Só que com o tempo, a coisa foi se tornando maior e cada vez mais bizarra. Nos anos 1540, atingiu seu auge em tamanho e ornamentação, antes de cair em desuso por volta de 1590. Nas armaduras do século 16, a braguilha blindada era um complemento importante para os trajes de guerra. E algumas delas, inclusive, estão em exibição em museus hoje, como no “Metropolitan Museum of Art”, em Nova York, e na “Tower of London”. Bom, se a braguilha surgiu para preservar a modéstia de um homem, ela acabou ficando tão sutil quanto um sinal neon piscando e apontando para “as vergonhas” do cavalheiro… Um puta exemplo da sociedade falocêntrica daquela época, não acham? Aliás, fui à uma peça de Shakespeare no Globe Theater, aqui em Londres, e reparei que no figurino do rei, a braguilha era sempre maior do que qualquer outro personagem. Por que será, não?

Reproduçãosaqueira-codpiece-braguilha
Ô, coisa mais esquisita
 

No Google, vi quadros de braguilhas super ornamentadas com jóias ou no exato formato daquilo que elas deveriam estar escondendo.
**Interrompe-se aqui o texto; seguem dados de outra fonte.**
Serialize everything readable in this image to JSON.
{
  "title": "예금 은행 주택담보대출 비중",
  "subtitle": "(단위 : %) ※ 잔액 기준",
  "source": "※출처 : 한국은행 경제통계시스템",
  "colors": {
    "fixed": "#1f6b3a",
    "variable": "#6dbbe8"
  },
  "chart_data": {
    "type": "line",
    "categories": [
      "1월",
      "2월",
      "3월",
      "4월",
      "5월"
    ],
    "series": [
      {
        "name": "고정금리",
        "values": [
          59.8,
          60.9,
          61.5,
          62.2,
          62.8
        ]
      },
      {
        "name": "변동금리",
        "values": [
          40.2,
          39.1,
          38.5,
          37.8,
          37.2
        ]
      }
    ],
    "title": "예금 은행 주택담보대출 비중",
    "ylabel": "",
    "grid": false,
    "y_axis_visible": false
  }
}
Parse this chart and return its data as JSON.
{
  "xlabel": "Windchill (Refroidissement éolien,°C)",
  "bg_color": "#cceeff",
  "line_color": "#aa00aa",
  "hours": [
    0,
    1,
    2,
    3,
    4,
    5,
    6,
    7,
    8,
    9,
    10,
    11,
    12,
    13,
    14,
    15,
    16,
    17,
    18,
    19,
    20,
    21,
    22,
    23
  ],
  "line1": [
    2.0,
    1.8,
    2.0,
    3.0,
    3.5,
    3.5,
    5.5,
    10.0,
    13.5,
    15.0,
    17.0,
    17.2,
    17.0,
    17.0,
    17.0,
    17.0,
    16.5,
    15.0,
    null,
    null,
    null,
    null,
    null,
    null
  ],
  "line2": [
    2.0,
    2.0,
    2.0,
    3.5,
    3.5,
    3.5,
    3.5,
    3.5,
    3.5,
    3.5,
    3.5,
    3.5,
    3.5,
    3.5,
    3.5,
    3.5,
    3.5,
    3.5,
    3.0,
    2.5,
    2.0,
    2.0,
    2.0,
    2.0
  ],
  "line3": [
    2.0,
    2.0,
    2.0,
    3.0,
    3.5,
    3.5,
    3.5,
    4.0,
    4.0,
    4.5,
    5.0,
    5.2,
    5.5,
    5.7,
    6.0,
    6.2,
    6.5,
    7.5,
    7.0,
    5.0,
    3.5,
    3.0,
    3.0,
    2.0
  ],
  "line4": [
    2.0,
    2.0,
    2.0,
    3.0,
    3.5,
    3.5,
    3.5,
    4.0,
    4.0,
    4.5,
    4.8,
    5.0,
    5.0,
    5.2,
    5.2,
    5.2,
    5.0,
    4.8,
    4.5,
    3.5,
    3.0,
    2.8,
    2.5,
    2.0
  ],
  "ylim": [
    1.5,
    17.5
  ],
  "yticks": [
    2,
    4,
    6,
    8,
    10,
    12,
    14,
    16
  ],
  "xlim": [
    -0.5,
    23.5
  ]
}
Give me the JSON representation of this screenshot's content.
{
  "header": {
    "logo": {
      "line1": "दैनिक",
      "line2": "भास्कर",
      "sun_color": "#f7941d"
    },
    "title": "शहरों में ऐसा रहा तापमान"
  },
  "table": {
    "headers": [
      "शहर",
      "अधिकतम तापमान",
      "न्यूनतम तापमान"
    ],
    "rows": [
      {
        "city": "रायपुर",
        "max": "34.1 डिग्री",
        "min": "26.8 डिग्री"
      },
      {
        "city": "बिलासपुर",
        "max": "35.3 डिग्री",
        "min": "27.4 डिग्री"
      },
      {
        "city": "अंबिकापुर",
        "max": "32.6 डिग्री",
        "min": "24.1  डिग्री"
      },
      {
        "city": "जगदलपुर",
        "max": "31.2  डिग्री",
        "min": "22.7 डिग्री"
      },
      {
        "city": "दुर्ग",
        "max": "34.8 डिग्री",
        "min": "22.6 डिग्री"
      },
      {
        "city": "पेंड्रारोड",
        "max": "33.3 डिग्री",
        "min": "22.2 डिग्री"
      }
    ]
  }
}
Engraçadíssimo! Porém, graças a Deus, o desenvolvimento da moda e o surgimento dos bolsos, tornaram as calças com fendas e as braguilhas com cara de saqueiras obsoletas. As calças do séculos 19 e 20 ainda traziam uma espécie de aba de tecido que era abotoada de ambos os lados… Aliás, foram os botões os primeiros aviamentos usados para fechar a braguilha das calças jeans. O zíper é uma adição relativamente nova nessa história toda, mas também a mais popular e prática criação já inventada. Ainda bem.